2. Definition of take profit: take profit, also known as take profit/take profit. -is to ship at your target price, and stop loss is to ship at a price at which you can bear risks and losses. The concept of take profit should be closed when it is good and should not be maximized. The center of thought is a "stop", and thought determines action. The key to profit is to find good opportunities. When an opportunity arises, seize it at the first time. If you miss it, let it miss it (the key to whether you can renew it). Find another opportunity. Seize the opportunity. When the opportunity has the signal of transformation, let it go the first time.

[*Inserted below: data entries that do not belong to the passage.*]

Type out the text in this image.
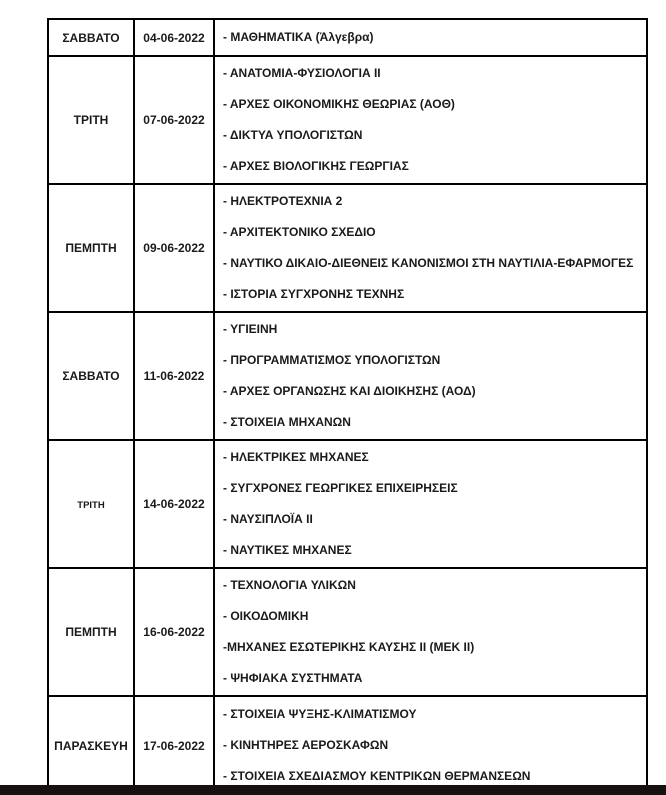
ΣΑΒΒΑΤΟ	04-06-2022	- ΜΑΘΗΜΑΤΙΚΑ (Άλγεβρα)

ΤΡΙΤΗ	07-06-2022	- ΑΝΑΤΟΜΙΑ-ΦΥΣΙΟΛΟΓΙΑ ΙΙ
- ΑΡΧΕΣ ΟΙΚΟΝΟΜΙΚΗΣ ΘΕΩΡΙΑΣ (ΑΟΘ)
- ΔΙΚΤΥΑ ΥΠΟΛΟΓΙΣΤΩΝ
- ΑΡΧΕΣ ΒΙΟΛΟΓΙΚΗΣ ΓΕΩΡΓΙΑΣ

ΠΕΜΠΤΗ	09-06-2022	- ΗΛΕΚΤΡΟΤΕΧΝΙΑ 2
- ΑΡΧΙΤΕΚΤΟΝΙΚΟ ΣΧΕΔΙΟ
- ΝΑΥΤΙΚΟ ΔΙΚΑΙΟ-ΔΙΕΘΝΕΙΣ ΚΑΝΟΝΙΣΜΟΙ ΣΤΗ ΝΑΥΤΙΛΙΑ-ΕΦΑΡΜΟΓΕΣ
- ΙΣΤΟΡΙΑ ΣΥΓΧΡΟΝΗΣ ΤΕΧΝΗΣ

ΣΑΒΒΑΤΟ	11-06-2022	- ΥΓΙΕΙΝΗ
- ΠΡΟΓΡΑΜΜΑΤΙΣΜΟΣ ΥΠΟΛΟΓΙΣΤΩΝ
- ΑΡΧΕΣ ΟΡΓΑΝΩΣΗΣ ΚΑΙ ΔΙΟΙΚΗΣΗΣ (ΑΟΔ)
- ΣΤΟΙΧΕΙΑ ΜΗΧΑΝΩΝ

ΤΡΙΤΗ	14-06-2022	- ΗΛΕΚΤΡΙΚΕΣ ΜΗΧΑΝΕΣ
- ΣΥΓΧΡΟΝΕΣ ΓΕΩΡΓΙΚΕΣ ΕΠΙΧΕΙΡΗΣΕΙΣ
- ΝΑΥΣΙΠΛΟΪΑ ΙΙ
- ΝΑΥΤΙΚΕΣ ΜΗΧΑΝΕΣ

ΠΕΜΠΤΗ	16-06-2022	- ΤΕΧΝΟΛΟΓΙΑ ΥΛΙΚΩΝ
- ΟΙΚΟΔΟΜΙΚΗ
-ΜΗΧΑΝΕΣ ΕΣΩΤΕΡΙΚΗΣ ΚΑΥΣΗΣ ΙΙ (ΜΕΚ ΙΙ)
- ΨΗΦΙΑΚΑ ΣΥΣΤΗΜΑΤΑ

ΠΑΡΑΣΚΕΥΗ	17-06-2022	- ΣΤΟΙΧΕΙΑ ΨΥΞΗΣ-ΚΛΙΜΑΤΙΣΜΟΥ
- ΚΙΝΗΤΗΡΕΣ ΑΕΡΟΣΚΑΦΩΝ
- ΣΤΟΙΧΕΙΑ ΣΧΕΔΙΑΣΜΟΥ ΚΕΝΤΡΙΚΩΝ ΘΕΡΜΑΝΣΕΩΝ
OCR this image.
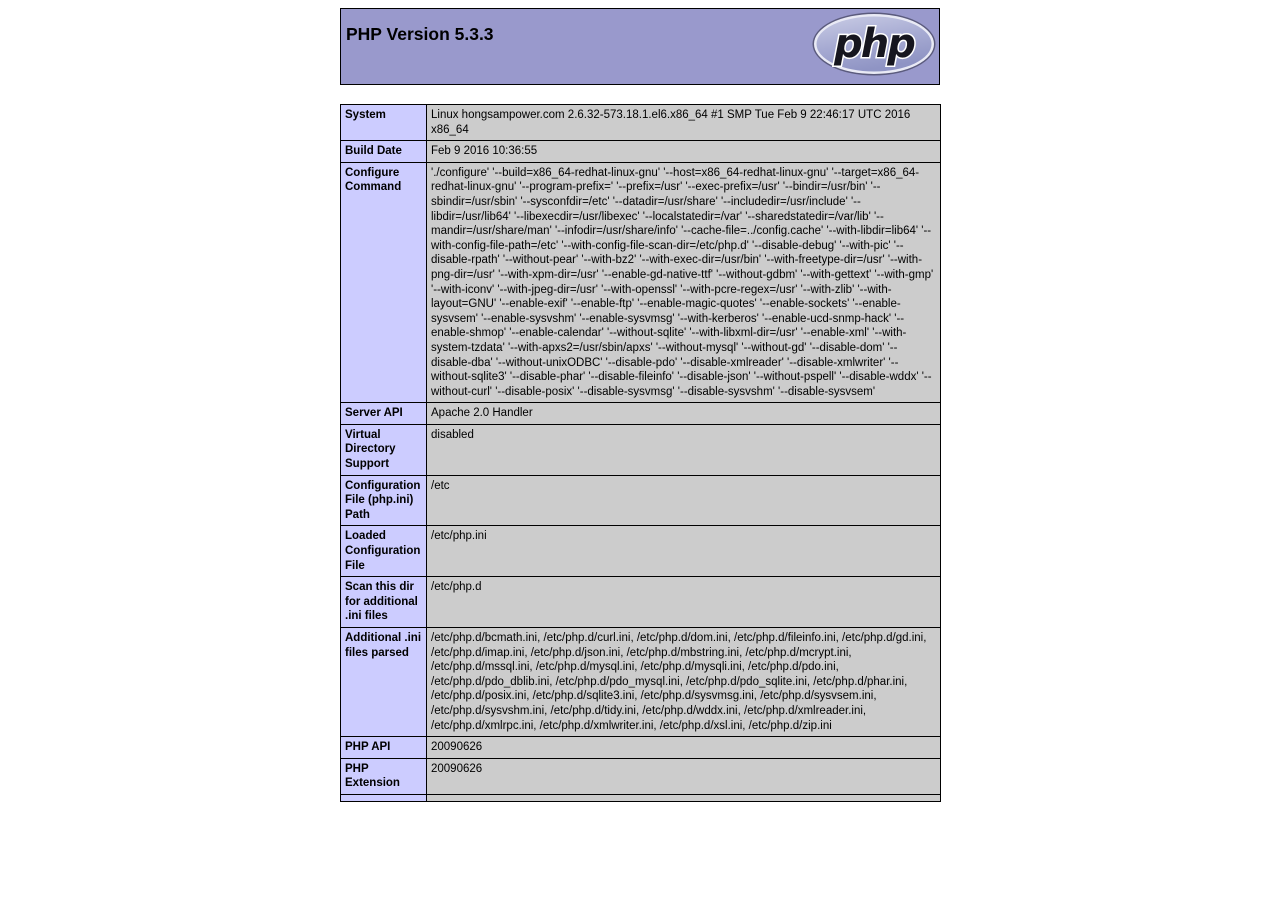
php
PHP Version 5.3.3
System	Linux hongsampower.com 2.6.32-573.18.1.el6.x86_64 #1 SMP Tue Feb 9 22:46:17 UTC 2016 x86_64
Build Date	Feb 9 2016 10:36:55
Configure Command	'./configure' '--build=x86_64-redhat-linux-gnu' '--host=x86_64-redhat-linux-gnu' '--target=x86_64-redhat-linux-gnu' '--program-prefix=' '--prefix=/usr' '--exec-prefix=/usr' '--bindir=/usr/bin' '--sbindir=/usr/sbin' '--sysconfdir=/etc' '--datadir=/usr/share' '--includedir=/usr/include' '--libdir=/usr/lib64' '--libexecdir=/usr/libexec' '--localstatedir=/var' '--sharedstatedir=/var/lib' '--mandir=/usr/share/man' '--infodir=/usr/share/info' '--cache-file=../config.cache' '--with-libdir=lib64' '--with-config-file-path=/etc' '--with-config-file-scan-dir=/etc/php.d' '--disable-debug' '--with-pic' '--disable-rpath' '--without-pear' '--with-bz2' '--with-exec-dir=/usr/bin' '--with-freetype-dir=/usr' '--with-png-dir=/usr' '--with-xpm-dir=/usr' '--enable-gd-native-ttf' '--without-gdbm' '--with-gettext' '--with-gmp' '--with-iconv' '--with-jpeg-dir=/usr' '--with-openssl' '--with-pcre-regex=/usr' '--with-zlib' '--with-layout=GNU' '--enable-exif' '--enable-ftp' '--enable-magic-quotes' '--enable-sockets' '--enable-sysvsem' '--enable-sysvshm' '--enable-sysvmsg' '--with-kerberos' '--enable-ucd-snmp-hack' '--enable-shmop' '--enable-calendar' '--without-sqlite' '--with-libxml-dir=/usr' '--enable-xml' '--with-system-tzdata' '--with-apxs2=/usr/sbin/apxs' '--without-mysql' '--without-gd' '--disable-dom' '--disable-dba' '--without-unixODBC' '--disable-pdo' '--disable-xmlreader' '--disable-xmlwriter' '--without-sqlite3' '--disable-phar' '--disable-fileinfo' '--disable-json' '--without-pspell' '--disable-wddx' '--without-curl' '--disable-posix' '--disable-sysvmsg' '--disable-sysvshm' '--disable-sysvsem'
Server API	Apache 2.0 Handler
Virtual Directory Support	disabled
Configuration File (php.ini) Path	/etc
Loaded Configuration File	/etc/php.ini
Scan this dir for additional .ini files	/etc/php.d
Additional .ini files parsed	/etc/php.d/bcmath.ini, /etc/php.d/curl.ini, /etc/php.d/dom.ini, /etc/php.d/fileinfo.ini, /etc/php.d/gd.ini, /etc/php.d/imap.ini, /etc/php.d/json.ini, /etc/php.d/mbstring.ini, /etc/php.d/mcrypt.ini, /etc/php.d/mssql.ini, /etc/php.d/mysql.ini, /etc/php.d/mysqli.ini, /etc/php.d/pdo.ini, /etc/php.d/pdo_dblib.ini, /etc/php.d/pdo_mysql.ini, /etc/php.d/pdo_sqlite.ini, /etc/php.d/phar.ini, /etc/php.d/posix.ini, /etc/php.d/sqlite3.ini, /etc/php.d/sysvmsg.ini, /etc/php.d/sysvsem.ini, /etc/php.d/sysvshm.ini, /etc/php.d/tidy.ini, /etc/php.d/wddx.ini, /etc/php.d/xmlreader.ini, /etc/php.d/xmlrpc.ini, /etc/php.d/xmlwriter.ini, /etc/php.d/xsl.ini, /etc/php.d/zip.ini
PHP API	20090626
PHP Extension	20090626
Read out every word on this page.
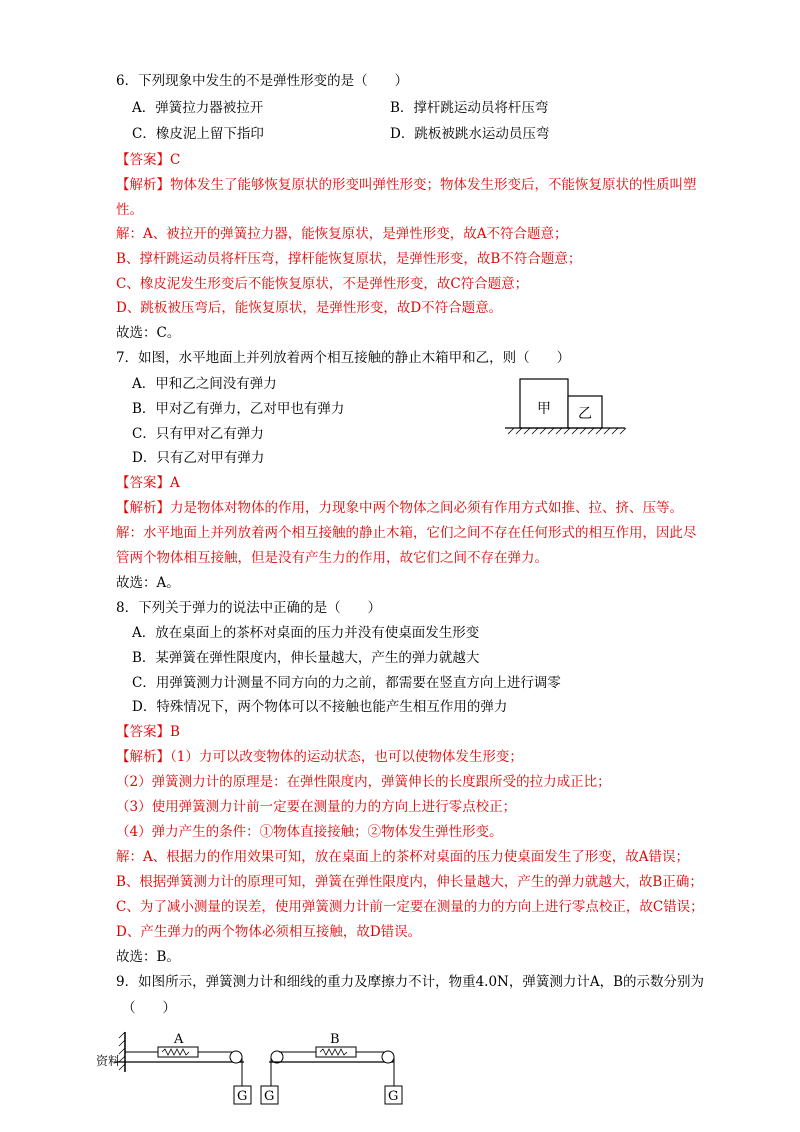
6．下列现象中发生的不是弹性形变的是（　　）
A．弹簧拉力器被拉开	B．撑杆跳运动员将杆压弯
C．橡皮泥上留下指印	D．跳板被跳水运动员压弯
【答案】C
【解析】物体发生了能够恢复原状的形变叫弹性形变；物体发生形变后，不能恢复原状的性质叫塑
性。
解：A、被拉开的弹簧拉力器，能恢复原状，是弹性形变，故A不符合题意；
B、撑杆跳运动员将杆压弯，撑杆能恢复原状，是弹性形变，故B不符合题意；
C、橡皮泥发生形变后不能恢复原状，不是弹性形变，故C符合题意；
D、跳板被压弯后，能恢复原状，是弹性形变，故D不符合题意。
故选：C。
7．如图，水平地面上并列放着两个相互接触的静止木箱甲和乙，则（　　）
A．甲和乙之间没有弹力
B．甲对乙有弹力，乙对甲也有弹力
C．只有甲对乙有弹力
D．只有乙对甲有弹力
甲 乙
【答案】A
【解析】力是物体对物体的作用，力现象中两个物体之间必须有作用方式如推、拉、挤、压等。
解：水平地面上并列放着两个相互接触的静止木箱，它们之间不存在任何形式的相互作用，因此尽
管两个物体相互接触，但是没有产生力的作用，故它们之间不存在弹力。
故选：A。
8．下列关于弹力的说法中正确的是（　　）
A．放在桌面上的茶杯对桌面的压力并没有使桌面发生形变
B．某弹簧在弹性限度内，伸长量越大，产生的弹力就越大
C．用弹簧测力计测量不同方向的力之前，都需要在竖直方向上进行调零
D．特殊情况下，两个物体可以不接触也能产生相互作用的弹力
【答案】B
【解析】（1）力可以改变物体的运动状态，也可以使物体发生形变；
（2）弹簧测力计的原理是：在弹性限度内，弹簧伸长的长度跟所受的拉力成正比；
（3）使用弹簧测力计前一定要在测量的力的方向上进行零点校正；
（4）弹力产生的条件：①物体直接接触；②物体发生弹性形变。
解：A、根据力的作用效果可知，放在桌面上的茶杯对桌面的压力使桌面发生了形变，故A错误；
B、根据弹簧测力计的原理可知，弹簧在弹性限度内，伸长量越大，产生的弹力就越大，故B正确；
C、为了减小测量的误差，使用弹簧测力计前一定要在测量的力的方向上进行零点校正，故C错误；
D、产生弹力的两个物体必须相互接触，故D错误。
故选：B。
9．如图所示，弹簧测力计和细线的重力及摩擦力不计，物重4.0N，弹簧测力计A，B的示数分别为
（　　）
资料
A
G G
B
G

3. Set the stop loss and take profit methods:
(1) fixed stop loss method This is the simplest stop loss method, which refers to setting the loss amount to a fixed ratio, and closing the position in time once the loss is greater than this ratio. Generally applicable to two types of investors: first, investors who have just entered the market; Second, investors in risky markets (such as futures markets). The mandatory effect of fixed stop loss is obvious, and investors do not need to rely too much on market judgment. The setting of stop loss ratio is the key to fixed stop loss. The fixed stop loss ratio consists of two data: one is the maximum loss that investors can bear. This ratio changes with investors' mentality and economic affordability. At the same time, it is also related to investors' profit expectations. The second is the random fluctuation of trading varieties. Deduction, seven, eight, two, six, five, eight, one, three and four refers to the disorderly price fluctuation caused by the behavior of market trading groups without external factors.
(2) The technical stop loss method is complicated. It combines stop-loss setting with technical analysis, and sets stop-loss orders at key technical positions after eliminating random market fluctuations, thus avoiding further expansion of losses. This method requires investors to have strong technical analysis ability and self-control. The technical stop-loss method requires more investors than the previous one, and it is difficult to find a fixed model. Generally speaking, using technical stop loss method is nothing more than gambling with small losses to make big profits. For example, after buying in the lower track of the rising channel, wait for the end of the rising trend before closing the position, and the stop loss position is set near the relatively reliable moving average. Once the deviation rate of the price from the medium-term moving average is enlarged again, it means that the market is over. At this point, if the price turns downward, investors should leave decisively. The market is relative to the unilateral market. At the beginning of the market, the market is unstable and fluctuates greatly, so traders can boldly intervene. In the later stage of the market, it is necessary to appropriately narrow the stop loss range and improve the insurance coefficient.
(3) The unconditional stop loss method is not cost, and the stop loss by running is called unconditional stop loss. When the fundamentals of the market have undergone a fundamental turning point, investors should abandon any illusions and fight at no cost in order to preserve their strength and choose the right opportunity to fight again. Fundamental changes are often difficult to reverse. When the fundamentals deteriorate, investors should make decisive decisions and cut their positions out.